L’harmonisation 4D : fonctionnelle, sagittale, transversale et verticale

Cas clinique

Patient de 8 ans et demi présentant un syndrome de Classe II division 2 avec forte supraclusion induisant une morsure palatine avec douleur au niveau de la papille palatine.
Autre diagnostic fonctionnel, ce patient a une respiration buccale avec ronchopathie et « bavage nocturne » signes de détresse respiratoire avec suspicion d’apnées obstructives du sommeil (fatigue et somnolence diurne).

Objectifs du traitement

Priorité au soulagement de la douleur gingivale et de la ronchopathie, ainsi que l’harmonisation fonctionnelle, sagittale, transversale et verticale.

Prescription

Dégagement des voies aériennes par l’ORL (adénoïdo-amygdalectomie) suivi par la pose d’un propulseur de type PUL avec vérin 3D au maxillaire.


Propulsion mandibulaire + désocclusion postérieure + expansion maxillaire antérieure et latérale.

9 mois après Harmonisation fonctionnelle et dento-maxillaire.

Téléradiographies avant et après

On remarque l’effet du dégagement des VAS (voies aériennes supérieures) et le changement de la typologie de croissance.

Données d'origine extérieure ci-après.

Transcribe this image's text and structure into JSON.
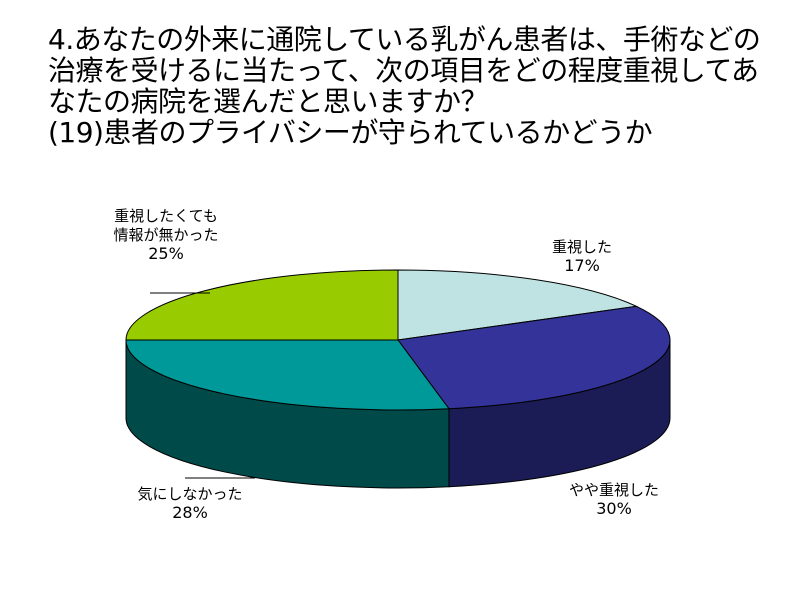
{
  "title_lines": [
    "4.あなたの外来に通院している乳がん患者は、手術などの",
    "治療を受けるに当たって、次の項目をどの程度重視してあ",
    "なたの病院を選んだと思いますか？",
    "(19)患者のプライバシーが守られているかどうか"
  ],
  "chart_data": {
    "type": "pie",
    "style": "3d",
    "title": "4.あなたの外来に通院している乳がん患者は、手術などの治療を受けるに当たって、次の項目をどの程度重視してあなたの病院を選んだと思いますか？ (19)患者のプライバシーが守られているかどうか",
    "slices": [
      {
        "label_lines": [
          "重視した"
        ],
        "value": 17,
        "value_label": "17%",
        "color": "#BFE3E3",
        "side_color": "#8FB5B5"
      },
      {
        "label_lines": [
          "やや重視した"
        ],
        "value": 30,
        "value_label": "30%",
        "color": "#333399",
        "side_color": "#1B1B55"
      },
      {
        "label_lines": [
          "気にしなかった"
        ],
        "value": 28,
        "value_label": "28%",
        "color": "#009999",
        "side_color": "#004A4A"
      },
      {
        "label_lines": [
          "重視したくても",
          "情報が無かった"
        ],
        "value": 25,
        "value_label": "25%",
        "color": "#99CC00",
        "side_color": "#5E7D00"
      }
    ]
  }
}
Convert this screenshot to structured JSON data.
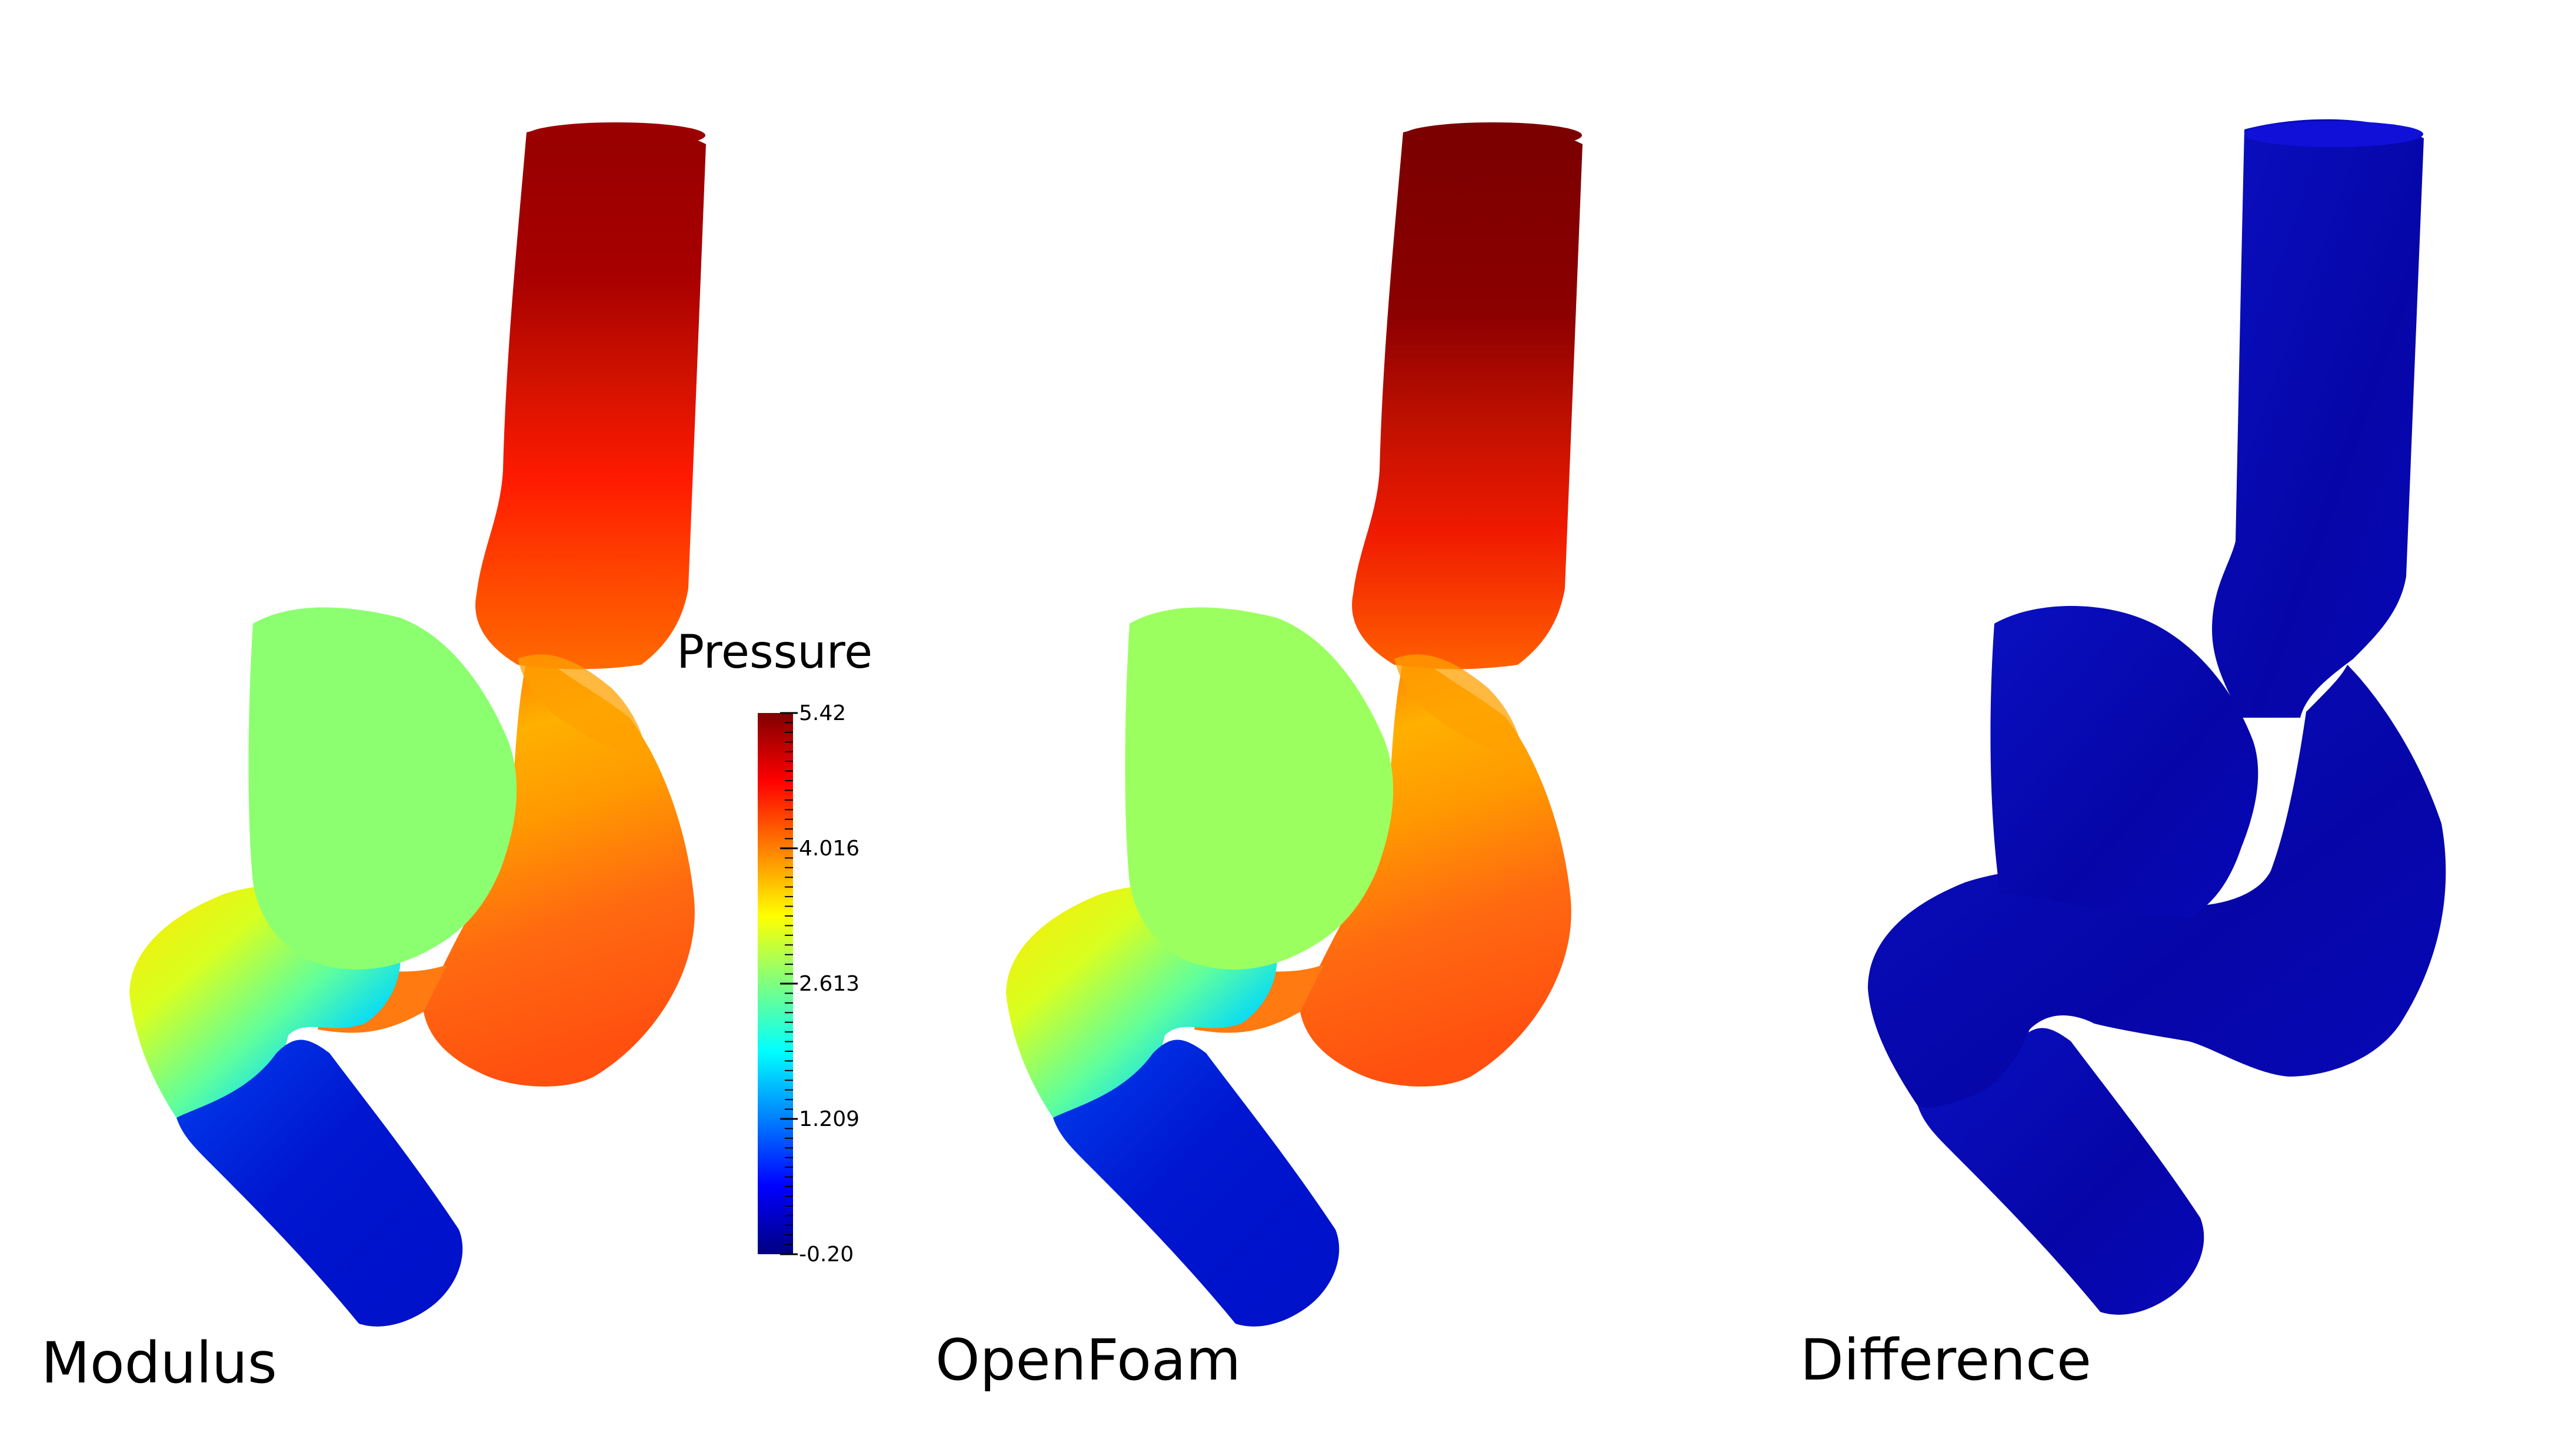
{
  "panels": [
    {
      "label": "Modulus",
      "field": "pressure"
    },
    {
      "label": "OpenFoam",
      "field": "pressure"
    },
    {
      "label": "Difference",
      "field": "difference"
    }
  ],
  "legend": {
    "title": "Pressure",
    "ticks": [
      "5.42",
      "4.016",
      "2.613",
      "1.209",
      "-0.20"
    ],
    "colormap": [
      "#00007f",
      "#0000ff",
      "#007fff",
      "#00ffff",
      "#7fff7f",
      "#ffff00",
      "#ff7f00",
      "#ff0000",
      "#7f0000"
    ]
  },
  "colors": {
    "difference_fill": "#0a0ab4",
    "green_region": "#8cff70",
    "background": "#ffffff"
  }
}
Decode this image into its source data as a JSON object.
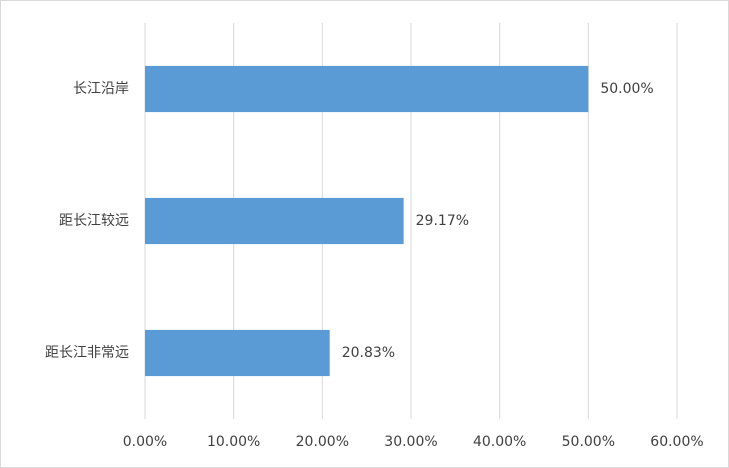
{
  "chart_data": {
    "type": "bar",
    "orientation": "horizontal",
    "categories": [
      "长江沿岸",
      "距长江较远",
      "距长江非常远"
    ],
    "values": [
      50,
      29.17,
      20.83
    ],
    "value_labels": [
      "50.00%",
      "29.17%",
      "20.83%"
    ],
    "color": "#5b9bd5",
    "xlim": [
      0,
      60
    ],
    "xticks": [
      {
        "value": 0,
        "label": "0.00%"
      },
      {
        "value": 10,
        "label": "10.00%"
      },
      {
        "value": 20,
        "label": "20.00%"
      },
      {
        "value": 30,
        "label": "30.00%"
      },
      {
        "value": 40,
        "label": "40.00%"
      },
      {
        "value": 50,
        "label": "50.00%"
      },
      {
        "value": 60,
        "label": "60.00%"
      }
    ],
    "grid": true
  }
}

Qu’en sera-t-il de la stabilité de cette interception ? Récidive ?
Bien sûr il y a d’autres façons d’intercepter, comment auriez-vous fait?

Commentaires

thomas

Félicitations pour ce joli cas ! Quelques remarques toutefois : on peut noter que les secteurs postérieurs sont encore en classe II (sur la télé de profil) donc que le calage molaire n’est pas parfait et que la récidive peut être envisagée. De plus la vitesse relativement rapide (9 mois) du traitement me fait douter sur un véritable gain osseux au niveau mandibulaire, et il serait bon de revoir des photos 1 an ou 2 après pour voir si la rétromandibulie n’est pas réapparue. Dernière observation, on peut observer une perte de contrôle au niveau des incisives avec accentuation de la palatoversion des incisives sup et vestibuloversion des incisives inf ce qui peut être a empêché de corriger complètement la classe II molaire car les incisives sont entrées en contact.
Je trouve néanmoins ce cas très bien réalisé et je pense que l’enfant en a tiré un bénéfice immédiat (amélioration de la ventilation buccale, diminution des douleurs au niveau de la morsure palatine), et je ne pense pas que j’aurai fait mieux à cet âge.
Cependant, je pense qu’une récidive (surement partielle) sera inévitable, concernant la supraclusion incisive et la rétrognathie mandibulaire, et que la stabilité sera bien meilleure avec un appareil multiattaches en denture définitive.
Thomas

Elie Callabe

Merci Thomas pour ces remarques pertinentes. Vous avez raison sur la nécessité d’allez plus loin dans la correction: vestibuler plus les incisives sup et propulser la mandibulaire pour obtenir une Classe 1 molaire. C’est une Classe II 2 familiale et la croissance travaille contre nous. L’appareil sera porté plus longtemps la nuit.
EC

gueurki

C’est en effet bien mené avec en évidence tout l’intérêt de libérer les voies aériennes en parallèle. L’ORL aura prêté une oreille attentive à la demande de l’orthodontiste ce qui hélas n’est pas encore toujours le cas ( ils y viennent , ils y viennent,…)
Une remarque : je me souviens de ce signe de Ricketts à propos de la projection radiographique de l’image de la canine dans la symphyse de la mandibule: plus cette image est antérieure et plus la DDM est patente…
Il faudra donc surveiller l’arrivée de 33 & 43.
Autre remarque pour Thomas: je ne vois pas de vestibulo-version des incisives mandibulaires, bien au contraire (photos IB): elles sont restées très verticales et légèrement linguo-versées, ce qui confirme d’ailleurs les risques d’encombrement à l’évolution des canines…
Le rapport molaire sur la téléradiographie en fin de phase montre un type sagittal « bout à bout » qui peut tout à fait évoluer correctement en classe I a la chute des 75 & 85…

Bon week- end.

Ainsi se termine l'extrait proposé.